2. How to migrate to microservices?

One strategy: Don’t rewrite code in a big way (only if you’re committed to rebuilding a whole new set of microservices-based applications). Rewriting code sounds great, but it’s fraught with risk and ultimately fails, as Martin Fowler said: “The only thing a Big Bang rewrite is a Big Bang!”

Instead, the strategy of gradually migrating monomer applications should be adopted. By gradually generating new microservice applications and integrating them with old monomer applications, the proportion of monomer applications in the entire architecture will gradually decrease over time until they disappear or become part of the microservice architecture. This strategy is a bit like maintaining a car at 70 miles per hour on the freeway. While challenging, it’s much less risky than rewriting.

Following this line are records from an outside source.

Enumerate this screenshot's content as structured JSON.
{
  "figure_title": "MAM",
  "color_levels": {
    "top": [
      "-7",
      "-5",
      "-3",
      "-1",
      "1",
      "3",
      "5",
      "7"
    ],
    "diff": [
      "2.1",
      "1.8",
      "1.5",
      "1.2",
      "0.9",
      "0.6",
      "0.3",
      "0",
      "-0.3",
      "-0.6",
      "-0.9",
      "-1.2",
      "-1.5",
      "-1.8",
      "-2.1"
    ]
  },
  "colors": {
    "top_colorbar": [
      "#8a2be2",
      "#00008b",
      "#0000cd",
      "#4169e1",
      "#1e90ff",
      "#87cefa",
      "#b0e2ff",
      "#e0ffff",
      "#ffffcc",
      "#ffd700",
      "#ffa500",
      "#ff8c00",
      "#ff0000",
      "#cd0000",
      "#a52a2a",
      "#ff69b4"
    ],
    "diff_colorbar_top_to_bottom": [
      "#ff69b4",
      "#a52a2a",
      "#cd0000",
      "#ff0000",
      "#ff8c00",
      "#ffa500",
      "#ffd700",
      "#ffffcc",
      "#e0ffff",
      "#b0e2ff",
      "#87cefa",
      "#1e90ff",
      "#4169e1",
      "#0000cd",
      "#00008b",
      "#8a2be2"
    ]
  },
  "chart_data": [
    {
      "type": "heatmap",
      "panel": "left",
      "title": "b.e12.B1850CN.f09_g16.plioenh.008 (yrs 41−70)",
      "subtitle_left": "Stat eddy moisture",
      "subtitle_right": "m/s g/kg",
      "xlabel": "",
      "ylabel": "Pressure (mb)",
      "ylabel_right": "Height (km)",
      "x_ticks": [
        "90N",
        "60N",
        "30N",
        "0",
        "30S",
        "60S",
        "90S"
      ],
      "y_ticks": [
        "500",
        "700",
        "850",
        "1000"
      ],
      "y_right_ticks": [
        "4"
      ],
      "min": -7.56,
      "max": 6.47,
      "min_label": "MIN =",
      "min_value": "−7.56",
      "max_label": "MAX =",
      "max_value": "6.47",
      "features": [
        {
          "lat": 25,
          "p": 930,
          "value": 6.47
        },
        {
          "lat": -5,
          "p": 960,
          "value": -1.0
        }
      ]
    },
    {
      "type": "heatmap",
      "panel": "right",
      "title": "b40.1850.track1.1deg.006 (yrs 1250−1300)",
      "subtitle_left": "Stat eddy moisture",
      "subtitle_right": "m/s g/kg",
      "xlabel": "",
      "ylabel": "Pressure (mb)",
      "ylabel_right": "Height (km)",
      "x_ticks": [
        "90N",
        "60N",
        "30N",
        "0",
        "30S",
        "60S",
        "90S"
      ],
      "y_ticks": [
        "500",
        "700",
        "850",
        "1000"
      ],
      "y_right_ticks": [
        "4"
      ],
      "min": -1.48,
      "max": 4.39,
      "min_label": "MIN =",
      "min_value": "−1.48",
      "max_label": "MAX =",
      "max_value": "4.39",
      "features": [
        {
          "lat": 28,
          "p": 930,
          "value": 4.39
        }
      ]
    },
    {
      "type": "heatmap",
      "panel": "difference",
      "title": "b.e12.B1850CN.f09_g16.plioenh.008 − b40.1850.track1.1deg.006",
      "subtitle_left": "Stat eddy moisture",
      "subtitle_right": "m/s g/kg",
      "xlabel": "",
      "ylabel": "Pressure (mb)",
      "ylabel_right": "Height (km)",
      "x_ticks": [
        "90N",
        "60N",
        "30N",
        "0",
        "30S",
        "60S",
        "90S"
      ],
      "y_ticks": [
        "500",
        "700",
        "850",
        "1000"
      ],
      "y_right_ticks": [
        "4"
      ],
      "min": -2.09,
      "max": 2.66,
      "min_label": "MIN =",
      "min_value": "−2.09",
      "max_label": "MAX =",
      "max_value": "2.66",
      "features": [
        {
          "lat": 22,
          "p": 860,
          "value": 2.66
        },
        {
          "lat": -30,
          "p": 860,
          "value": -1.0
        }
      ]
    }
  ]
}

Martin Fowler called this modern strategy the strangler App, named after the strangler Vine, also known as the Strangler FIG, found in the rain forest. In order to climb to the top of the forest, the strangler vine has to grow around the uncle. After a period of time, the tree dies, leaving the tree vine. This app uses the same model, developing new microservices apps around traditional apps that will fade away.

| VS micro SOA services

The contrast between SOA and microservices is an old topic, and I think the biggest difference between the two is the technical context and context in which they were proposed.

SOA emerged as a solution to a historical problem: there was a need for a mechanism to integrate a variety of systems that were isolated from each other during enterprise informatization, hence the emergence of ESBs. Similarly, services are a big concept in the early days of SOA, often specifying a system that can operate independently.

Microservices have no historical baggage, and the size of the service is usually not too large. In terms of service granularity, SOA is more like a simple combination of individual units, while microservices are finer grained services. Secondly, data splitting SOAs tend to share databases, with microservices per service per database.